How to Handle Mortgage Stress and Reduce Debt

Increasing interest rates are causing mortgage stress among Singaporeans. Here’s what can you do to mitigate your financial difficulties.

ValueChampion Editorial Team

by ValueChampion Editorial Team on Mar 17, 2024

mortgage housing home ownership

If you own a house, there’s likely one question on your mind: Are housing loan interest rates on the rise or falling in Singapore?

Based on the risk exposure to prolonged high global interest rates, the Monetary Authority of Singapore’s Financial Stability Review Report from November 2023 suggests that more Singaporean households may encounter increased mortgage rates in 2024.  Ongoing economic uncertainties and increasing costs are likely to hinder Singapore banks from lowering their home loan rates in 2024, despite the expected interest rate reductions by the US Federal Reserve this year.

If this is the reality, the potential for unchanged or an increase in housing loan rates could trigger mortgage debt stress among homeowners and buyers here, especially for those with less disposable income.

This article explores how to manage mortgage stress for better financial health amidst the uncertain interest rate environment in Singapore.

Related: Best Home Mortgage Loan Refinancing

How Long Will Mortgage Stress Last?

house keys
Source: Unsplash

Based on the findings below from local newspaper publications, it appears that housing loan rates in Singapore may not decrease significantly in 2024. Two factors play a role in this:

Economic Uncertainty

Economic experts expect a slowdown in the global economy this year, without reaching a recession. Based on Today Online, The International Monetary Fund foresees a dip in global growth from 3% in 2023 to 2.9% in 2024. Pierre-Olivier Gourinchas, the IMF’s economic counsellor, pointed out that despite challenges like energy and food market disruptions and global monetary tightening to combat inflation, the global economy continues to grow slowly. He described the current global economic state as “limping, not sprinting.”

Rising Costs

According to the Business Times, despite potential adjustments to the Federal Reserve’s rates in the U.S., it’s anticipated that Singapore banks may not follow suit in cutting mortgage rates due to the rising costs and economic landscape. For instance, in 2023, inflation rates were influenced by the rise in the GST (goods and services tax) rate to eight per cent.

Ways To Handle Mortgage Stress or Reduce/Consolidate Debt

house fund
Source: Unsplash

If you don’t want to get caught in mortgage debt stress or be held hostage by the rising housing cost in Singapore, these four tips may offer you peace of mind:

Borrow Within Your Means

Not only should you borrow less but also borrow within your affordable limits. Some homebuyers attempt to overstretch their financial commitment in the view that they will get a raise to cover for the shortfall in future, however this is a risky strategy, especially in the current financial climate.

Always use a mortgage loan calculator to find the best home loan rates in Singapore before committing to buying a property. Such calculators offer housing loan options and monthly repayment estimates so that you can make an informed decision.

Set Aside a Reserve Fund

Try to set aside a reserve sum of S$20,000 to S$50,000 in CPF or in cash as a safety net. The amount largely depends on the value of your monthly mortgage repayment but it should be enough to cover at least six months of the repayment.

Such a fund serves as a buffer should you get retrenched or decide to take a break from work. In a worst-case scenario, the six-month period will be enough to let you sell your property or rent it out for passive income.

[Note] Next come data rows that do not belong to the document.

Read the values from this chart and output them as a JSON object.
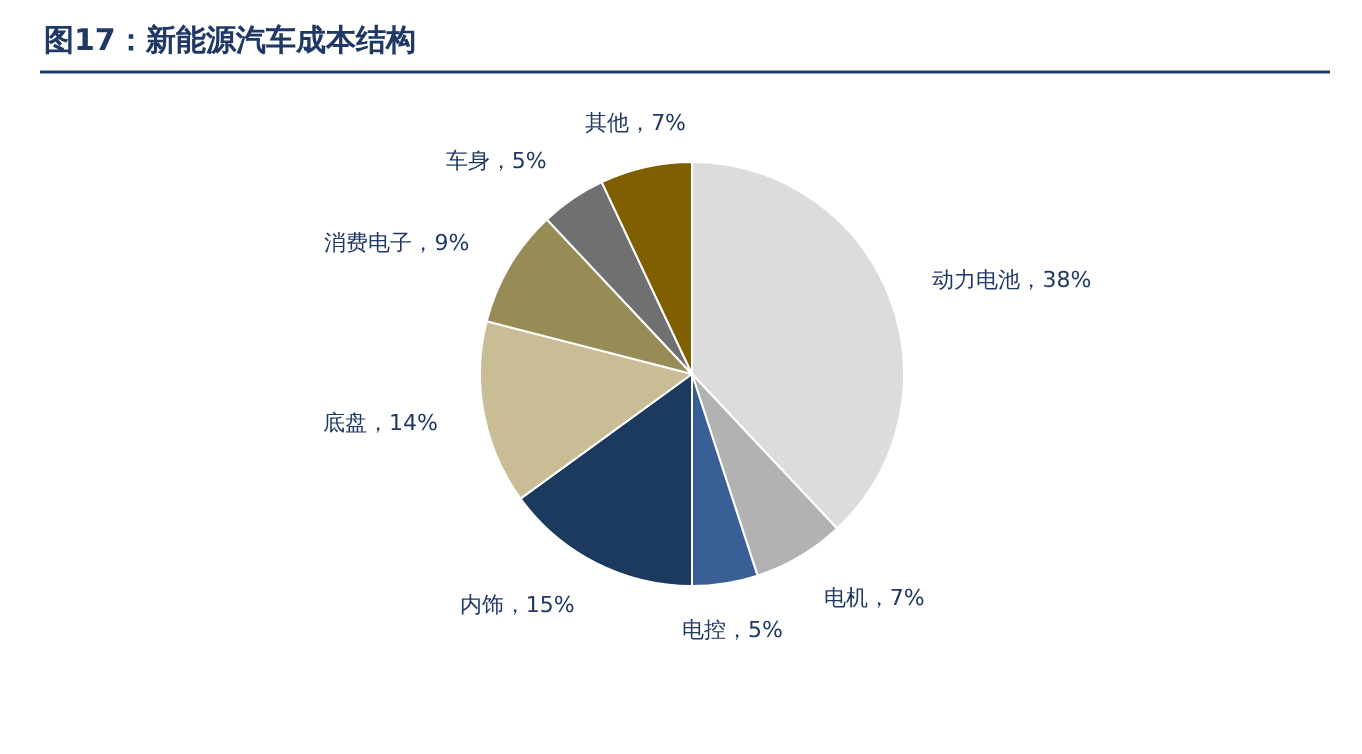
{
  "chart_data": {
    "type": "pie",
    "title": "图17：新能源汽车成本结构",
    "categories": [
      "动力电池",
      "电机",
      "电控",
      "内饰",
      "底盘",
      "消费电子",
      "车身",
      "其他"
    ],
    "values": [
      38,
      7,
      5,
      15,
      14,
      9,
      5,
      7
    ],
    "value_labels": [
      "，38%",
      "，7%",
      "，5%",
      "，15%",
      "，14%",
      "，9%",
      "，5%",
      "，7%"
    ],
    "colors": [
      "#dcdcdc",
      "#b2b2b2",
      "#3a5f96",
      "#1b3a5e",
      "#c8bd95",
      "#978c56",
      "#707070",
      "#7f5f00"
    ],
    "legend": false
  }
}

Extend Home Loan Tenure for Lower Monthly Payments

Most people want to pay off their loans as fast as possible. But if you are experiencing mortgage stress, there is no harm in extending the loan tenure to give you some breathing space.

However, do note that the maximum loan tenure for housing loans is capped at 30 years for HDB flats and 35 years for private properties. If you intend to take up a loan from HDB to buy a new flat, the maximum loan tenure is only 25 years.

Debt Consolidation to Streamline Your Finances

If you have several high-interest loans and are finding it hard to meet all the repayments on time, debt consolidation may be a viable strategy to off multiple debts with a new personal loan and at a lower interest rate.

Interestingly, debt consolidation may improve your credit score as well. Even though applying for a new loan for debt consolidation may cause a temporary dip in your credit score, because you’re paying off revolving lines of credit, your score can improve soon after.

Conclusion

Don’t let mortgage stress or the rising home loan rates in Singapore get the better of you. Even though there is no clear sign of when housing loan rates will calm down to more affordable levels, many banks have measures in place to help existing homeowners manage their home loan repayments in the event of unexpected financial difficulties.

If you’re in the market looking to buy a new property, you’ll be wise to take a more prudent approach or seek the help of a financial advisor before signing on the dotted line.